There's something about live music that you just don't get on a CD, a cassette or a record.

Local band: Escape from Yesterday. Photo: Supplied.

Local band: Escape from Yesterday. Photo: Supplied.

Maybe it's the loudness, the ringing in your ears, the thump of the bass drum, the lights or the sweat or the dancing, whether it's in a packed front bar or a sold-out stadium.

Like an AFL game or an Adelaide Cup, you could just as well experience it at arm's length, on a silver screen or through a car stereo, but it's just not the same.

When the band is clicking and a conga line is forming between the tables, as your correspondent found at Emma Love's cabaret at the Community Club last Friday, you can't beat the feeling.

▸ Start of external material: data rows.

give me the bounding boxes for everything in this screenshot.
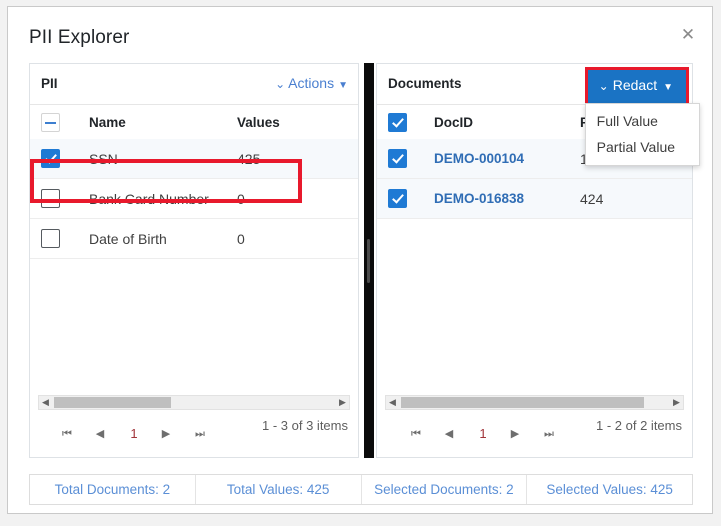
pager-first-button[interactable]: ⏮ [406, 424, 426, 444]
pii-row-values: 0 [237, 179, 327, 218]
status-selected-values: Selected Values: 425 [527, 475, 692, 504]
pager-info: 1 - 3 of 3 items [262, 417, 348, 434]
redact-menu-item-full-value[interactable]: Full Value [586, 108, 699, 134]
pii-row-checkbox-bank-card-number[interactable] [41, 189, 60, 208]
redact-button[interactable]: ⌄ Redact ▼ [585, 67, 689, 107]
pii-pager: ⏮ ◀ 1 ▶ ⏭ 1 - 3 of 3 items [30, 411, 358, 457]
chevron-down-icon: ▼ [663, 82, 673, 93]
scroll-right-icon[interactable]: ▶ [670, 396, 683, 409]
document-docid-link[interactable]: DEMO-016838 [434, 191, 524, 206]
status-total-values: Total Values: 425 [196, 475, 362, 504]
pager-page-1[interactable]: 1 [473, 424, 493, 444]
pager-last-button[interactable]: ⏭ [539, 424, 559, 444]
scroll-right-icon[interactable]: ▶ [336, 396, 349, 409]
scroll-thumb[interactable] [401, 397, 644, 408]
table-row[interactable]: SSN 425 [30, 139, 358, 179]
pager-prev-button[interactable]: ◀ [90, 424, 110, 444]
pii-column-header-name[interactable]: Name [89, 105, 217, 139]
splitter-grip-icon [367, 239, 370, 283]
pager-next-button[interactable]: ▶ [156, 424, 176, 444]
documents-panel-header: Documents ⌄Redact▼ Full Value Partial Va… [377, 64, 692, 105]
pii-column-header-values[interactable]: Values [237, 105, 327, 139]
document-row-pii-count: 424 [580, 179, 670, 218]
pager-info: 1 - 2 of 2 items [596, 417, 682, 434]
redact-control: ⌄Redact▼ Full Value Partial Value [585, 67, 689, 107]
screen: PII Explorer ✕ PII ⌄Actions▼ Name Values [0, 0, 721, 526]
pii-row-checkbox-ssn[interactable] [41, 149, 60, 168]
status-selected-documents: Selected Documents: 2 [362, 475, 528, 504]
pii-row-name: SSN [89, 139, 217, 178]
documents-pager: ⏮ ◀ 1 ▶ ⏭ 1 - 2 of 2 items [377, 411, 692, 457]
pii-select-all-checkbox-cell [41, 105, 75, 139]
actions-label: Actions [288, 75, 334, 91]
redact-menu-item-partial-value[interactable]: Partial Value [586, 134, 699, 160]
redact-dropdown-menu: Full Value Partial Value [585, 103, 700, 166]
chevron-up-icon: ⌄ [275, 77, 285, 91]
documents-grid-body: DEMO-000104 1 DEMO-016838 424 [377, 139, 692, 391]
pager-first-button[interactable]: ⏮ [57, 424, 77, 444]
pii-select-all-checkbox[interactable] [41, 113, 60, 132]
pii-row-checkbox-date-of-birth[interactable] [41, 229, 60, 248]
document-row-docid-cell: DEMO-016838 [434, 179, 574, 218]
page-title: PII Explorer [29, 27, 129, 49]
row-checkbox-cell [41, 139, 75, 178]
pii-row-name: Date of Birth [89, 219, 217, 258]
redact-label: Redact [613, 77, 657, 93]
scroll-left-icon[interactable]: ◀ [39, 396, 52, 409]
dialog-titlebar: PII Explorer ✕ [8, 7, 712, 59]
documents-horizontal-scrollbar[interactable]: ◀ ▶ [385, 395, 684, 410]
pii-panel-title: PII [41, 76, 58, 91]
table-row[interactable]: Bank Card Number 0 [30, 179, 358, 219]
status-total-documents: Total Documents: 2 [30, 475, 196, 504]
chevron-up-icon: ⌄ [599, 79, 609, 93]
pager-prev-button[interactable]: ◀ [439, 424, 459, 444]
scroll-left-icon[interactable]: ◀ [386, 396, 399, 409]
pager-last-button[interactable]: ⏭ [190, 424, 210, 444]
documents-panel: Documents ⌄Redact▼ Full Value Partial Va… [376, 63, 693, 458]
status-bar: Total Documents: 2 Total Values: 425 Sel… [29, 474, 693, 505]
pii-grid-body: SSN 425 Bank Card Number 0 Date of Birth… [30, 139, 358, 391]
pii-row-values: 425 [237, 139, 327, 178]
documents-column-header-docid[interactable]: DocID [434, 105, 574, 139]
table-row[interactable]: Date of Birth 0 [30, 219, 358, 259]
document-row-docid-cell: DEMO-000104 [434, 139, 574, 178]
pii-explorer-dialog: PII Explorer ✕ PII ⌄Actions▼ Name Values [7, 6, 713, 514]
row-checkbox-cell [388, 139, 422, 178]
close-icon[interactable]: ✕ [677, 24, 699, 46]
document-row-checkbox-demo-016838[interactable] [388, 189, 407, 208]
pii-panel: PII ⌄Actions▼ Name Values SSN 42 [29, 63, 359, 458]
document-docid-link[interactable]: DEMO-000104 [434, 151, 524, 166]
documents-select-all-checkbox-cell [388, 105, 422, 139]
documents-panel-title: Documents [388, 76, 462, 91]
pii-grid-header: Name Values [30, 105, 358, 140]
pager-page-1[interactable]: 1 [124, 424, 144, 444]
row-checkbox-cell [41, 219, 75, 258]
pii-row-values: 0 [237, 219, 327, 258]
row-checkbox-cell [41, 179, 75, 218]
chevron-down-icon: ▼ [338, 80, 348, 91]
pii-panel-header: PII ⌄Actions ▼ [30, 64, 358, 105]
document-row-checkbox-demo-000104[interactable] [388, 149, 407, 168]
pii-row-name: Bank Card Number [89, 179, 217, 218]
actions-dropdown[interactable]: ⌄Actions ▼ [275, 75, 348, 91]
documents-select-all-checkbox[interactable] [388, 113, 407, 132]
row-checkbox-cell [388, 179, 422, 218]
pii-horizontal-scrollbar[interactable]: ◀ ▶ [38, 395, 350, 410]
table-row[interactable]: DEMO-016838 424 [377, 179, 692, 219]
pager-next-button[interactable]: ▶ [505, 424, 525, 444]
scroll-thumb[interactable] [54, 397, 171, 408]
panel-splitter[interactable] [364, 63, 374, 458]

If you haven't experienced it lately, there might be no time like the present – and I'm not talking about the Fringe Festival.

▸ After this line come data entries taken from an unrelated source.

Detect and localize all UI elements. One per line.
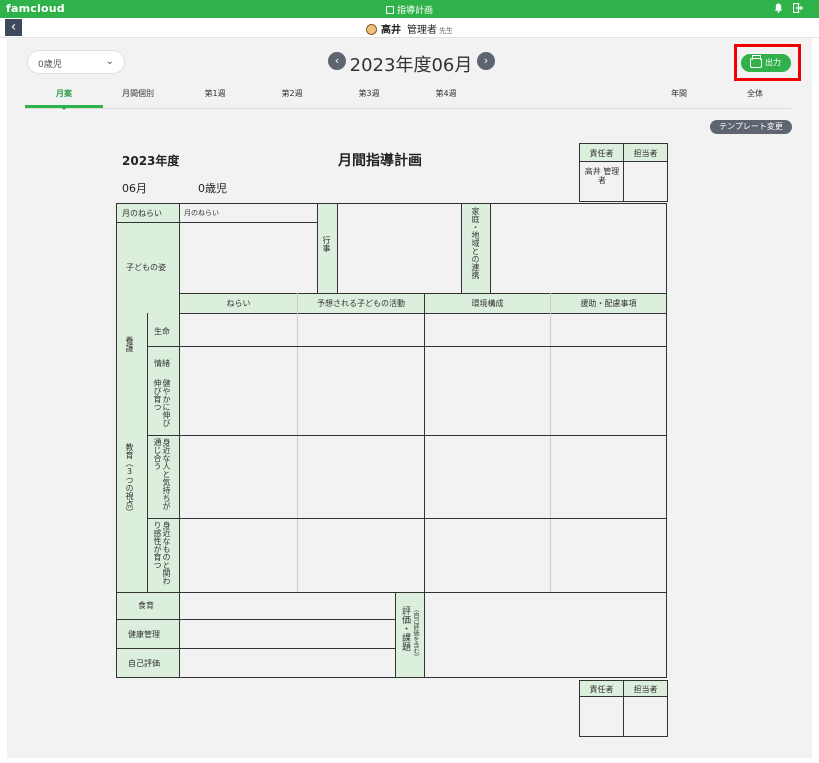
month-navigator: ‹ 2023年度06月 › (325, 50, 495, 76)
chevron-right-icon: › (483, 54, 489, 67)
user-role-suffix: 先生 (439, 27, 453, 35)
chevron-left-icon: ‹ (334, 54, 340, 67)
prev-month-button[interactable]: ‹ (328, 52, 346, 70)
age-select-value: 0歳児 (38, 60, 62, 70)
user-bar: ‹ 高井 管理者 先生 (0, 18, 819, 38)
edu2-label: 身近な人と気持ちが通じ合う (153, 438, 171, 510)
main-page: 0歳児 ⌄ ‹ 2023年度06月 › 出力 月案 月間個別 第1週 第2週 第… (7, 38, 812, 758)
doc-class: 0歳児 (198, 182, 227, 195)
food-label: 食育 (138, 601, 154, 610)
highlight-box (734, 44, 801, 81)
doc-month: 06月 (122, 182, 147, 195)
nursing-label: 養護 (125, 336, 134, 352)
approval-head-name: 高井 管理者 (584, 167, 620, 185)
tab-yearly[interactable]: 年間 (649, 87, 709, 107)
age-select[interactable]: 0歳児 ⌄ (27, 50, 125, 74)
next-month-button[interactable]: › (477, 52, 495, 70)
document-icon (385, 6, 394, 14)
approval-head-label: 責任者 (589, 149, 614, 158)
col-aim: ねらい (226, 299, 251, 308)
col-activity: 予想される子どもの活動 (317, 299, 405, 308)
tab-overall[interactable]: 全体 (725, 87, 785, 107)
life-label: 生命 (154, 327, 170, 336)
doc-title: 月間指導計画 (338, 153, 422, 169)
doc-year: 2023年度 (122, 154, 180, 168)
tab-monthly-individual[interactable]: 月間個別 (103, 87, 173, 107)
user-info: 高井 管理者 先生 (0, 21, 819, 36)
app-header: famcloud 指導計画 (0, 0, 819, 18)
app-title: 指導計画 (0, 3, 819, 16)
chevron-down-icon: ⌄ (105, 56, 114, 67)
child-status-label: 子どもの姿 (126, 263, 166, 272)
tab-week-1[interactable]: 第1週 (185, 87, 245, 107)
health-label: 健康管理 (128, 630, 160, 639)
app-title-text: 指導計画 (396, 6, 433, 16)
events-label: 行事 (322, 236, 331, 252)
tab-week-4[interactable]: 第4週 (416, 87, 476, 107)
edu1-label: 健やかに伸び伸び育つ (153, 379, 171, 427)
emotion-label: 情緒 (154, 359, 170, 368)
evaluation-sub-label: （自己評価を含む） (412, 606, 419, 660)
tab-bar: 月案 月間個別 第1週 第2週 第3週 第4週 年間 全体 (25, 87, 791, 110)
tab-week-3[interactable]: 第3週 (339, 87, 399, 107)
evaluation-label: 評価・課題 (400, 606, 410, 651)
user-name: 高井 (381, 25, 401, 36)
tab-week-2[interactable]: 第2週 (262, 87, 322, 107)
plan-document: 2023年度 月間指導計画 06月 0歳児 責任者 担当者 高井 管理者 月のね… (116, 143, 669, 743)
logout-icon[interactable] (793, 3, 803, 13)
user-role: 管理者 (407, 25, 437, 36)
monthly-aim-label: 月のねらい (122, 209, 162, 218)
approval-staff-label: 担当者 (633, 149, 658, 158)
month-title: 2023年度06月 (349, 55, 473, 76)
template-change-button[interactable]: テンプレート変更 (710, 120, 792, 134)
col-support: 援助・配慮事項 (580, 299, 637, 308)
col-environment: 環境構成 (471, 299, 504, 308)
tab-monthly[interactable]: 月案 (25, 87, 103, 110)
self-eval-label: 自己評価 (128, 659, 160, 668)
approval-staff-label-bottom: 担当者 (633, 685, 658, 694)
plan-table (116, 203, 667, 678)
approval-head-label-bottom: 責任者 (589, 685, 614, 694)
family-label: 家庭・地域との連携 (471, 207, 480, 279)
evaluation-cell: 評価・課題 （自己評価を含む） (398, 606, 422, 676)
edu3-label: 身近なものと関わり感性が育つ (153, 521, 171, 585)
monthly-aim-value: 月のねらい (184, 209, 219, 217)
education-label: 教育（3つの視点） (125, 443, 134, 516)
bell-icon[interactable] (774, 3, 783, 13)
avatar (366, 24, 377, 35)
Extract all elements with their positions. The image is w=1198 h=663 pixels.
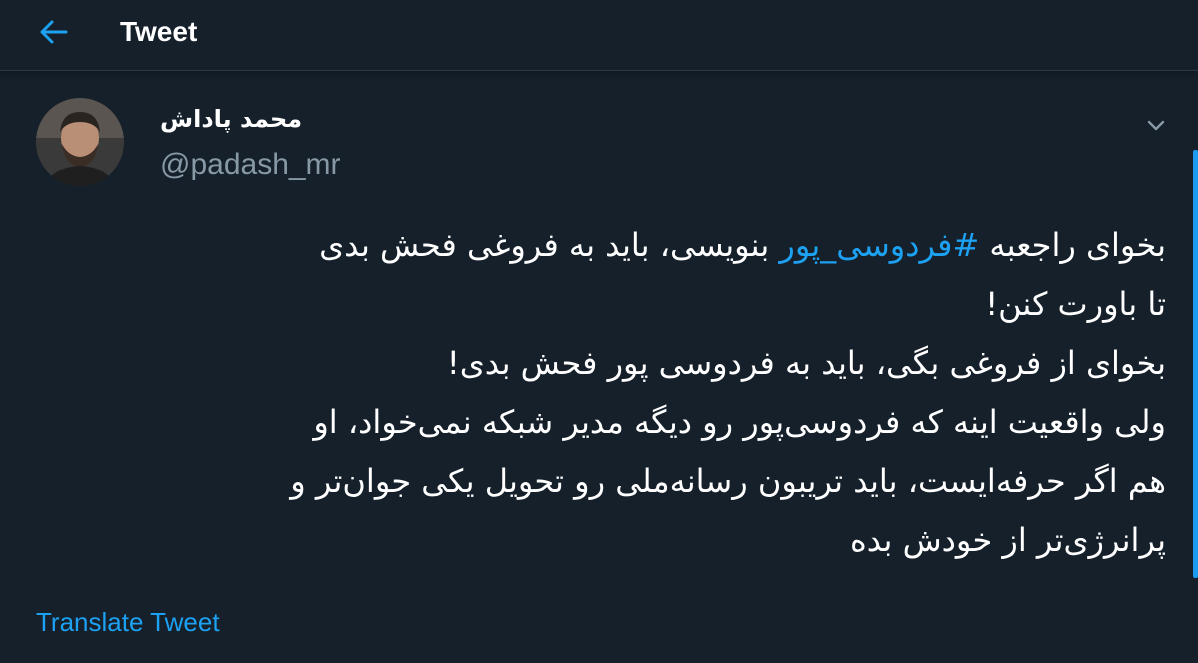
tweet-page: Tweet محمد پاداش @padash_mr بخوای راجعبه… [0, 0, 1198, 663]
scrollbar[interactable] [1193, 150, 1198, 578]
author-name[interactable]: محمد پاداش [160, 100, 302, 138]
translate-tweet-link[interactable]: Translate Tweet [36, 604, 220, 640]
tweet-line-2: تا باورت کنن! [985, 285, 1166, 323]
top-bar: Tweet [0, 0, 1198, 71]
tweet-line-4: ولی واقعیت اینه که فردوسی‌پور رو دیگه مد… [313, 403, 1166, 441]
tweet-text-segment: بنویسی، باید به فروغی فحش بدی [319, 226, 780, 264]
hashtag-link[interactable]: #فردوسی_پور [779, 226, 979, 264]
tweet-text-segment: بخوای راجعبه [979, 226, 1166, 264]
tweet-line-1: بخوای راجعبه #فردوسی_پور بنویسی، باید به… [30, 216, 1166, 275]
author-handle[interactable]: @padash_mr [160, 145, 341, 185]
chevron-down-icon [1146, 117, 1166, 136]
tweet-line-5: هم اگر حرفه‌ایست، باید تریبون رسانه‌ملی … [290, 462, 1166, 500]
arrow-left-icon [39, 19, 69, 49]
page-title: Tweet [120, 16, 198, 47]
tweet-line-3: بخوای از فروغی بگی، باید به فردوسی پور ف… [446, 344, 1166, 382]
back-button[interactable] [34, 14, 74, 54]
more-options-button[interactable] [1140, 110, 1172, 142]
tweet-line-6: پرانرژی‌تر از خودش بده [849, 521, 1166, 559]
avatar[interactable] [36, 98, 124, 186]
tweet-text: بخوای راجعبه #فردوسی_پور بنویسی، باید به… [30, 216, 1166, 570]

The live music scene in the Murraylands is getting better and better as more and more barriers to success break down.

The talent is there, behind the mic, strumming strings and tickling ivories in bedrooms, lounges and garages.

(Full disclosure: that includes this columnist's home, though the amount of talent to be found there is open to debate.)

The creativity is there – just look at Jesse Budel's proposal for a piano sanctuary, which has just gone out to consultation on the Murray Bridge council's "Let's Talk" website (we'll write about it next week).

The expertise is there, thanks to the hard work of people like youth officer Paul Ankerson and his contacts at Music SA, who have been training under-25s at The Station.

The opportunities are there as more and more venues come out of the woodwork: pubs, cafes, farmers' markets, country showgrounds, a library, at least one RSL and – for tomorrow night, at least – the Edwards Square sound shell.

There's even a little money, enough to reward some of these musicians for the time they have spent rehearsing and the cash they have sunk into amps and instruments.

Yes, the 80s and 90s, when touring bands would regularly visit and local acts like Mallee Blue could expect to draw big crowds, seem a long time ago now.

One wonders whether poker machines, and the constant revenue they provide, have reduced the need for the traditional Friday or Saturday night gig.

Nevertheless, things are looking up now.

All this music scene needs is your support – get out and experience it for yourself.